What I (Jeff Bailey) utilize from the above is simply this. Last week I saw something I haven't seen in several weeks. A TRADE AT/BELOW a WEEKLY S2. Weekly S1 and Weekly R1 isn't all that uncommon. One (1) level either side of the Pivot (think of a Pivot as a "neutral level" and S1/R1 a support1 and resistance1 either side of that pivot.
With last week's trade at a Weekly S2, that is DIVERGENCE from the past.
Now the TEST FOR STRENGTH, or SIMILARITY to the past has been found. See where I also mark SIMILARITY and "Boom!" as the SPY trades sharply through its WEEKLY Pivot? Just as it did on November 6th when the SPY shot above $137.00.
What do traders want to be on the alert for? SIMILARITY, or DIVERGENCE to the past?
I think traders and investors want to be on the alert for DIVERGENCE. DIVERGENCE to the past is what can signal CHANGE and an SPY reversing back below its MONTHLY Pivot ($139.30) and continued weakness below its WEEKLY S1 ($138.56) would be DIVERGENCE within the MONTHLY Pivot levels, and would follow some DIVERGENCE of last week's trade below a WEEKLY S2.
What the pivot levels do is give traders and investors a mathematically derived set of support and resistance levels.
The biases (bullish, or bearish) are established from SIMILARITY to the past, or DIVERGENCE from the past.

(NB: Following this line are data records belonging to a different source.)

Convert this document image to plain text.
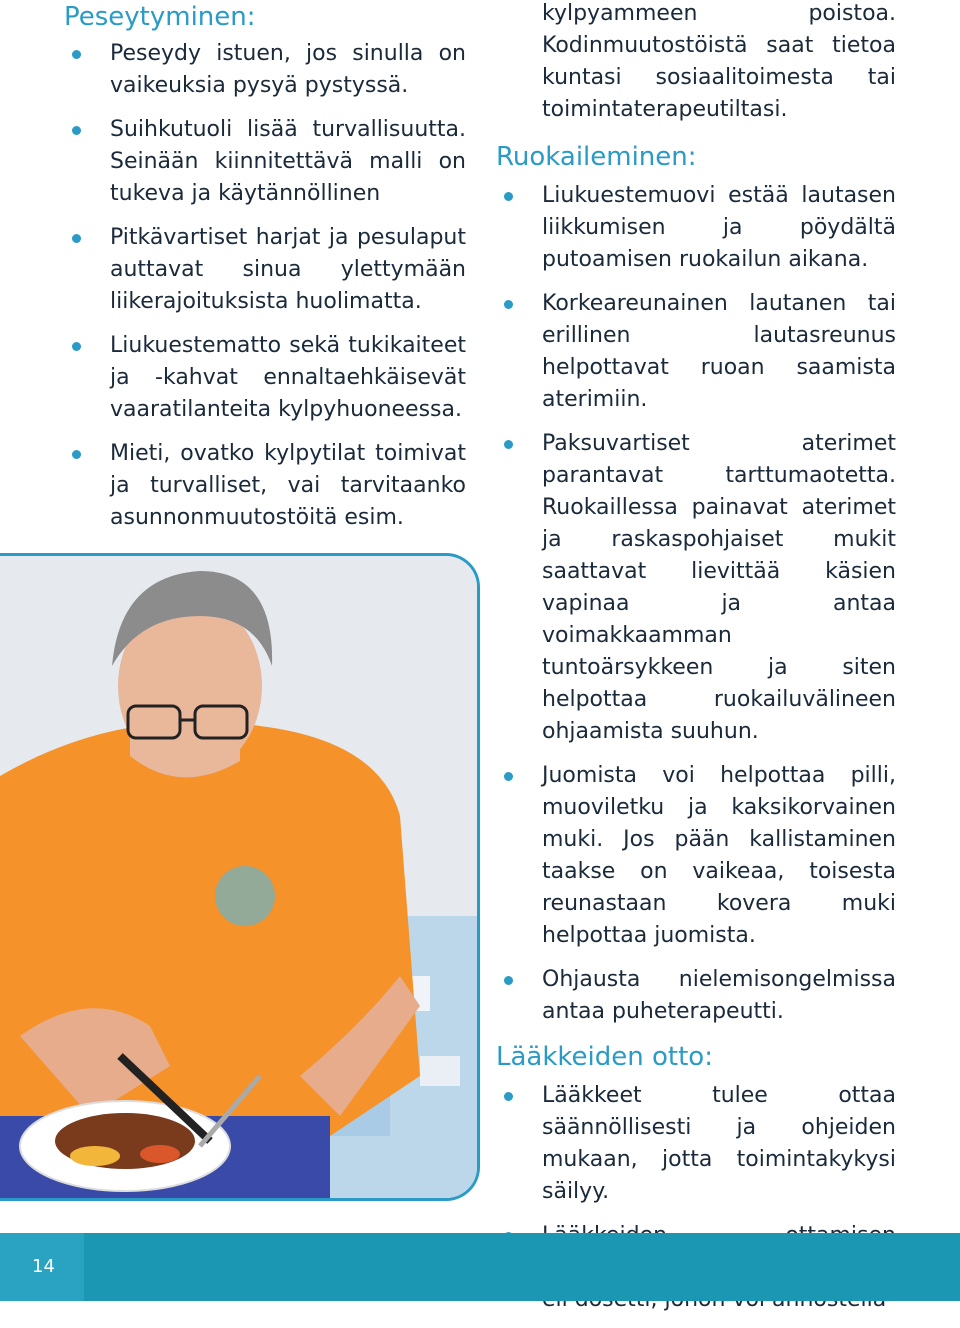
Peseytyminen:
Peseydy istuen, jos sinulla on vaikeuksia pysyä pystyssä.
Suihkutuoli lisää turvallisuutta. Seinään kiinnitettävä malli on tukeva ja käytännöllinen
Pitkävartiset harjat ja pesulaput auttavat sinua ylettymään liikerajoituksista huolimatta.
Liukuestematto sekä tukikaiteet ja -kahvat ennaltaehkäisevät vaaratilanteita kylpyhuoneessa.
Mieti, ovatko kylpytilat toimivat ja turvalliset, vai tarvitaanko asunnonmuutostöitä esim.
kylpyammeen poistoa. Kodinmuutostöistä saat tietoa kuntasi sosiaalitoimesta tai toimintaterapeutiltasi.
Ruokaileminen:
Liukuestemuovi estää lautasen liikkumisen ja pöydältä putoamisen ruokailun aikana.
Korkeareunainen lautanen tai erillinen lautasreunus helpottavat ruoan saamista aterimiin.
Paksuvartiset aterimet parantavat tarttumaotetta. Ruokaillessa painavat aterimet ja raskaspohjaiset mukit saattavat lievittää käsien vapinaa ja antaa voimakkaamman tuntoärsykkeen ja siten helpottaa ruokailuvälineen ohjaamista suuhun.
Juomista voi helpottaa pilli, muoviletku ja kaksikorvainen muki. Jos pään kallistaminen taakse on vaikeaa, toisesta reunastaan kovera muki helpottaa juomista.
Ohjausta nielemisongelmissa antaa puheterapeutti.
Lääkkeiden otto:
Lääkkeet tulee ottaa säännöllisesti ja ohjeiden mukaan, jotta toimintakykysi säilyy.
14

Last week, all equity indices tracked in the MONTHLY Pivot Matrix, traded BELOW their respective WEEKLY S2s, just like the SPY did, so there was SIMILARITY across the board.
This week's WEEKLY S1s for the INDU/DIA are 12,086/$129.91 and would be deemed important levels of support, or levels to be on the alert for DIVERGENCE to the past. Weekly R1s were traded today at
This week's WEEKLY S1s for the SPX/SPY are 1381/$138.54.

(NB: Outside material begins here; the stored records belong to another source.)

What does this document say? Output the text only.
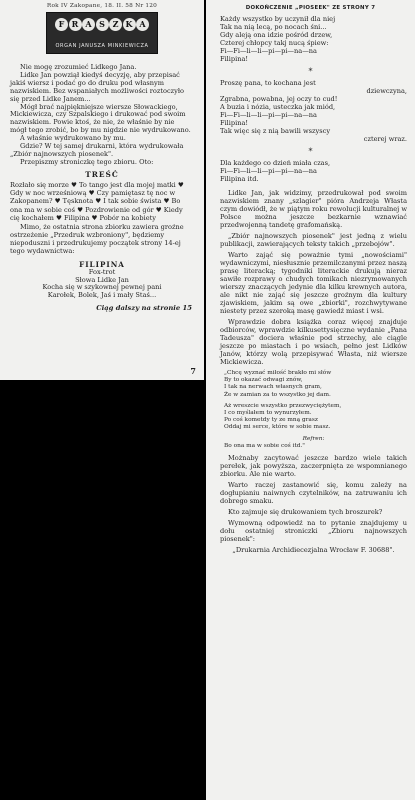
Rok IV Zakopane, 18. II. 58 Nr 120
F R A S Z K A
ORGAN JANUSZA MINKIEWICZA

Nie mogę zrozumieć Lidkego Jana.

Lidke Jan powziął kiedyś decyzję, aby przepisać jakiś wiersz i podać go do druku pod własnym nazwiskiem. Bez wspaniałych możliwości roztoczyło się przed Lidke Janem...

Mógł brać najpiękniejsze wiersze Słowackiego, Mickiewicza, czy Szpalskiego i drukować pod swoim nazwiskiem. Powie ktoś, że nie, że właśnie by nie mógł tego zrobić, bo by mu nigdzie nie wydrukowano.

A właśnie wydrukowano by mu.

Gdzie? W tej samej drukarni, która wydrukowała „Zbiór najnowszych piosenek".

Przepiszmy stroniczkę tego zbioru. Oto:

TREŚĆ
Rozłało się morze ♥ To tango jest dla mojej matki ♥ Gdy w noc wrześniową ♥ Czy pamiętasz tę noc w Zakopanem? ♥ Tęsknota ♥ I tak sobie śwista ♥ Bo ona ma w sobie coś ♥ Pozdrowienie od gór ♥ Kiedy cię kochałem ♥ Filipina ♥ Pobór na kobiety

Mimo, że ostatnia strona zbiorku zawiera groźne ostrzeżenie „Przedruk wzbroniony", będziemy niepoduszni i przedrukujemy początek strony 14-ej tego wydawnictwa:

FILIPINA
Fox-trot
Słowa Lidke Jan
Kocha się w szykownej pewnej pani
Karołek, Bolek, Jaś i mały Staś...
Ciąg dalszy na stronie 15
7
DOKOŃCZENIE „PIOSEEK" ZE STRONY 7
Każdy wszystko by uczynił dla niej
Tak na nią lecą, po nocach śni...
Gdy aleją ona idzie pośród drzew,
Czterej chłopcy takj nucą śpiew:
Fi—Fi—li—li—pi—pi—na—na
Filipina!
*
Proszę pana, to kochana jest
dziewczyna,
Zgrabna, powabna, jej oczy to cud!
A buzia i nózia, usteczka jak miód,
Fi—Fi—li—li—pi—pi—na—na
Filipina!
Tak więc się z nią bawili wszyscy
czterej wraz.
*
Dla każdego co dzień miała czas,
Fi—Fi—li—li—pi—pi—na—na
Filipina itd.

Lidke Jan, jak widzimy, przedrukował pod swoim nazwiskiem znany „szlagier" pióra Andrzeja Własta czym dowiódł, że w piątym roku rewolucji kulturalnej w Polsce można jeszcze bezkarnie wznawiać przedwojenną tandetę grafomańską.

„Zbiór najnowszych piosenek" jest jedną z wielu publikacji, zawierających teksty takich „przebojów".

Warto zająć się poważnie tymi „nowościami" wydawniczymi, niesłusznie przemilczanymi przez naszą prasę literacką; tygodniki literackie drukują nieraz sawiłe rozprawy o chudych tomikach niezrymowanych wierszy znaczących jedynie dla kilku krewnych autora, ale nikt nie zająć się jeszcze groźnym dla kultury zjawiskiem, jakim są owe „zbiorki", rozchwytywane niestety przez szeroką masę gawiedź miast i wsi.

Wprawdzie dobra książka coraz więcej znajduje odbiorców, wprawdzie kilkusettysięczne wydanie „Pana Tadeusza" dociera właśnie pod strzechy, ale ciągle jeszcze po miastach i po wsiach, pełno jest Lidków Janów, którzy wolą przepisywać Własta, niż wiersze Mickiewicza.

„Chcę wyznać miłość brakło mi słów
By to okazać odwagi znów,
I tak na nerwach własnych gram,
Że w zamian za to wszystko jej dam.
Aż wreszcie wszystko przezwyciężytem,
I co myślałem to wynurzyłem.
Po coś kometdy ty ze mną grasz
Oddaj mi serce, które w sobie masz.
Refren:
Bo ona ma w sobie coś itd."

Możnaby zacytować jeszcze bardzo wiele takich perełek, jak powyższa, zaczerpnięta ze wspomnianego zbiorku. Ale nie warto.

Warto raczej zastanowić się, komu zależy na dogłupianiu naiwnych czytelników, na zatruwaniu ich dobrego smaku.

Kto zajmuje się drukowaniem tych broszurek?

Wymowną odpowiedź na to pytanie znajdujemy u dołu ostatniej stroniczki „Zbioru najnowszych piosenek":

„Drukarnia Archidiecezjalna Wrocław F. 30688".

This week's WEEKLY S1 for the narrower OEX is 641.75.
This week's WEEKLY S1 for the NDX/QQQQ are 1,751.50/$43.08.
This week's WEEKLY S1 for the SMH is $33.20.
This week's WEEKLY S1 for the BIX.X is 389.50.
This week's WEEKLY S1 for the RUT.X is 769.50.
I do believe the bulk of last week's weakness in the equity indexes was "dollar related," but the ability to violated their WEEKLY S2s should have traders and investors alert to weakness.
But today's STRENGTH and SIMILARITY to early November, and POWERFUL moves back above the MONTHLY Pivots, so early should have bears showing GREATER caution.